Как ни в чем не бывало

   Как жестока земля! Мерцают ивы, березы, склоняясь, вздыхают. Как жестоко, как немыслимо нежно![8]
Луиза Глик. Оплакивание

   Фарид обнял Мегги. Она спрятала лицо у него на груди, а он снова и снова шептал ей, что все будет хорошо. Но Черный Принц не возвращался, а ворона, которую Гекко отправил на разведку, принесла те же вести, что и Дориа, младший брат Силача, шпионивший для разбойников с тех пор, как Хват спас их с другом от виселицы: в замке объявлена тревога. В воротах опущена решетка, и стража хвалится, что голова Перепела скоро будет смотреть на крыши Омбры с зубца крепостной стены.

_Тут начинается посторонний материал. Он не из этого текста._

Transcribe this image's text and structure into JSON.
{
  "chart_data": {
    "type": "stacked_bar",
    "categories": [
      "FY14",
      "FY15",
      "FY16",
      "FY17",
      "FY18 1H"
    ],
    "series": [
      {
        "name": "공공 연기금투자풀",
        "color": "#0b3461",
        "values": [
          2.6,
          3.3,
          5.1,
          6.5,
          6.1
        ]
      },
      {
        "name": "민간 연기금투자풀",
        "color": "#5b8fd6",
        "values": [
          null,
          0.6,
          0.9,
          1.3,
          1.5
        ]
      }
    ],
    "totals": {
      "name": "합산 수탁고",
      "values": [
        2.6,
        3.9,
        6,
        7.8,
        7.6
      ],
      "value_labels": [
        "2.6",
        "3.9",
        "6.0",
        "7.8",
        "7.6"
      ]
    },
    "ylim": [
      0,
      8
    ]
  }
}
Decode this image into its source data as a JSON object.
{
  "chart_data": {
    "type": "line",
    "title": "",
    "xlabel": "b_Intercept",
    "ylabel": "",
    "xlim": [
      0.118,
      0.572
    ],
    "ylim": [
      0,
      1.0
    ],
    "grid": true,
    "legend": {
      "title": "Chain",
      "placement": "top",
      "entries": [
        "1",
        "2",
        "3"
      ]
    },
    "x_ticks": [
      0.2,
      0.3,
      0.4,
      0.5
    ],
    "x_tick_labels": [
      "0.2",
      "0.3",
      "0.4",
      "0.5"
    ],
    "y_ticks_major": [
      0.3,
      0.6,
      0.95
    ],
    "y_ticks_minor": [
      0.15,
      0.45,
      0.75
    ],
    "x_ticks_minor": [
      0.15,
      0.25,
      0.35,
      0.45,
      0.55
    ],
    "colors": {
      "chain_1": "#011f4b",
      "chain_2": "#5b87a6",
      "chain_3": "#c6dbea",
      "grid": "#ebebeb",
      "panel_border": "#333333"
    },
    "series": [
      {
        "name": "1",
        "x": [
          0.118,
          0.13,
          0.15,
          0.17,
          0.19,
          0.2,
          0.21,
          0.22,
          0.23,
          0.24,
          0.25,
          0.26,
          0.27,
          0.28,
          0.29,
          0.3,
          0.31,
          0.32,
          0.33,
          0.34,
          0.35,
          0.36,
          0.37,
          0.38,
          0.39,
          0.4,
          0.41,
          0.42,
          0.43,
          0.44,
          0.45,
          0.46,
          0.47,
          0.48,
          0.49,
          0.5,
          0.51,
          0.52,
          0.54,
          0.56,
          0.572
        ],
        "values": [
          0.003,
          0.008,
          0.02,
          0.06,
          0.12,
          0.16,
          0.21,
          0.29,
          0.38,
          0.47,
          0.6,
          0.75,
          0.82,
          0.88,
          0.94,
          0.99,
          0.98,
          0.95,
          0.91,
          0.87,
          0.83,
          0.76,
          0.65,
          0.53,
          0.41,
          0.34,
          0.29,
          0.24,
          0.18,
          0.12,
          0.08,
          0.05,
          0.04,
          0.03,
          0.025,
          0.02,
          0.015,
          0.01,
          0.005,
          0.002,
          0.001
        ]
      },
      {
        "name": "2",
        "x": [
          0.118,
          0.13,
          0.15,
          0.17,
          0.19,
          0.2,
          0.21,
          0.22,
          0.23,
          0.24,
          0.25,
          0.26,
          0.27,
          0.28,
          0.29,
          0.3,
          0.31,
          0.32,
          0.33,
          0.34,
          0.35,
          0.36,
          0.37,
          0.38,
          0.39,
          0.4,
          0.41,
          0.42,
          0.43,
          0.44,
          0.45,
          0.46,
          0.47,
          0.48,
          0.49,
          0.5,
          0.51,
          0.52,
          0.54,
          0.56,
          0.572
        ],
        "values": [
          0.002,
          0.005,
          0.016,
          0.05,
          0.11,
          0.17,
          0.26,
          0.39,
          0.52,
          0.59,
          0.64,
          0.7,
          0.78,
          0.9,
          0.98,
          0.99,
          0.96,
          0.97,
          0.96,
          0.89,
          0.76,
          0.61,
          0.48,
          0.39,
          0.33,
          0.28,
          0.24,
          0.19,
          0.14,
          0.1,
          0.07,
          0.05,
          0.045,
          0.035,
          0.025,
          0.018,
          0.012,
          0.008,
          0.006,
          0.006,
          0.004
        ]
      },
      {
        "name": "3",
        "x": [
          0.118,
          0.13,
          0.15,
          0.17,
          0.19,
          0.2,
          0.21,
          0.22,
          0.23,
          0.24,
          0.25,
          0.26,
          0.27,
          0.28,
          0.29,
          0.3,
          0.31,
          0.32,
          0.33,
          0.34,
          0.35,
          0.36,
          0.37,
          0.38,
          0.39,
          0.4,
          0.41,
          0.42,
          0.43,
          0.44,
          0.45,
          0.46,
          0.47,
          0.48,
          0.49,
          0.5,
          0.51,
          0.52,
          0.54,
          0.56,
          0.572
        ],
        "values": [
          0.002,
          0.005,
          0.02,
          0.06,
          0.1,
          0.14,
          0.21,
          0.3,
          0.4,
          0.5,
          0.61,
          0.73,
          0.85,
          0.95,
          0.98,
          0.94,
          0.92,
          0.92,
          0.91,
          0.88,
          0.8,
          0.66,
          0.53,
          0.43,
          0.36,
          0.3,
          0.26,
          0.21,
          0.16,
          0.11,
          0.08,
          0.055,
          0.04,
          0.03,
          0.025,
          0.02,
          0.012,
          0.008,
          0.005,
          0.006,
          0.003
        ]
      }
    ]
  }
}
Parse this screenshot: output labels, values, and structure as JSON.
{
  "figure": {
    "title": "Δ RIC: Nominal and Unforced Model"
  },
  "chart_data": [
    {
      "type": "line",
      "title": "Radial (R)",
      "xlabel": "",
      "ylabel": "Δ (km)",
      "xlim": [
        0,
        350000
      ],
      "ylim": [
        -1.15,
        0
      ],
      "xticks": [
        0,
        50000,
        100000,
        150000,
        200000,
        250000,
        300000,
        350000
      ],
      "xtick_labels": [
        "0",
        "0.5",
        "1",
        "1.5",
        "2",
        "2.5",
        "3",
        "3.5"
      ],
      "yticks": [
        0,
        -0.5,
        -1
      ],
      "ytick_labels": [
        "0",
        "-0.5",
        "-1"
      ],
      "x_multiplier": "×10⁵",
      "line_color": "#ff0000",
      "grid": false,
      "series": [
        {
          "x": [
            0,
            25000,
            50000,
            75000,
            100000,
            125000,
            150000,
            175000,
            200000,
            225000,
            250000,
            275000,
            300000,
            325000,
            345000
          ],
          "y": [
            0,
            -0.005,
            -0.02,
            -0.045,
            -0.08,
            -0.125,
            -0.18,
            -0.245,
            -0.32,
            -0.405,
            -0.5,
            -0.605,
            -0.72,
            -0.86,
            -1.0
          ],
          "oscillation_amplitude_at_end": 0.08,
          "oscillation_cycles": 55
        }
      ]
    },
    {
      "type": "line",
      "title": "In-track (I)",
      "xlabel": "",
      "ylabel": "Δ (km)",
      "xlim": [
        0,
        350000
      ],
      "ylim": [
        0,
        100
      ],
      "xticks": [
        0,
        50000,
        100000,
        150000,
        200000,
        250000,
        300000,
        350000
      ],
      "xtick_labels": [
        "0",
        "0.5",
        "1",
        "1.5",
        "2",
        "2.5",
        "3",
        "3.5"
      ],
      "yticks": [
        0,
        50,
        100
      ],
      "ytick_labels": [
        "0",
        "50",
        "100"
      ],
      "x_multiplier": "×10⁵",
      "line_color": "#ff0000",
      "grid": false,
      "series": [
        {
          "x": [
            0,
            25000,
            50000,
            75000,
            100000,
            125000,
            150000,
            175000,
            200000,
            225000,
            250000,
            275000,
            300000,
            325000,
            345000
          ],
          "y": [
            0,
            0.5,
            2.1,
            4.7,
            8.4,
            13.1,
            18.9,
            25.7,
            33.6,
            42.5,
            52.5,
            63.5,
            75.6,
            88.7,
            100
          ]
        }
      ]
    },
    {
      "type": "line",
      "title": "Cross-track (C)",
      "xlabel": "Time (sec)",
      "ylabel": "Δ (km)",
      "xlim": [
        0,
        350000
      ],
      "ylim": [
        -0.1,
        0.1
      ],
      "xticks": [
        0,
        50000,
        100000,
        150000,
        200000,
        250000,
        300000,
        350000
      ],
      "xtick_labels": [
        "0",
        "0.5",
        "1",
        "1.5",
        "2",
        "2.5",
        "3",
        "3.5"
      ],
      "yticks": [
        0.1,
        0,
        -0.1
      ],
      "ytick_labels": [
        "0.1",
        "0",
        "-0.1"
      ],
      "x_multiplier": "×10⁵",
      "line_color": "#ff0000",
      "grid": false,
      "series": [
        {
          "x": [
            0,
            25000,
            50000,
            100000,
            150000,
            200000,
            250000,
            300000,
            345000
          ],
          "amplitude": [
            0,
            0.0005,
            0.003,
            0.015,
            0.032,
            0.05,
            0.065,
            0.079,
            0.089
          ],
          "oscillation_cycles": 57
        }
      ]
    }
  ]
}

   Силач отвел Мегги и Резу в лагерь разбойников, хотя обе рвались в Омбру. «Так распорядился бы Перепел» – и больше от него ничего нельзя было добиться. Черный Принц с Баптистой отправились на хутор, который Мо и его семья в последние недели привыкли называть своим домом, – обманчиво мирное укрытие в кровожадном мире Фенолио.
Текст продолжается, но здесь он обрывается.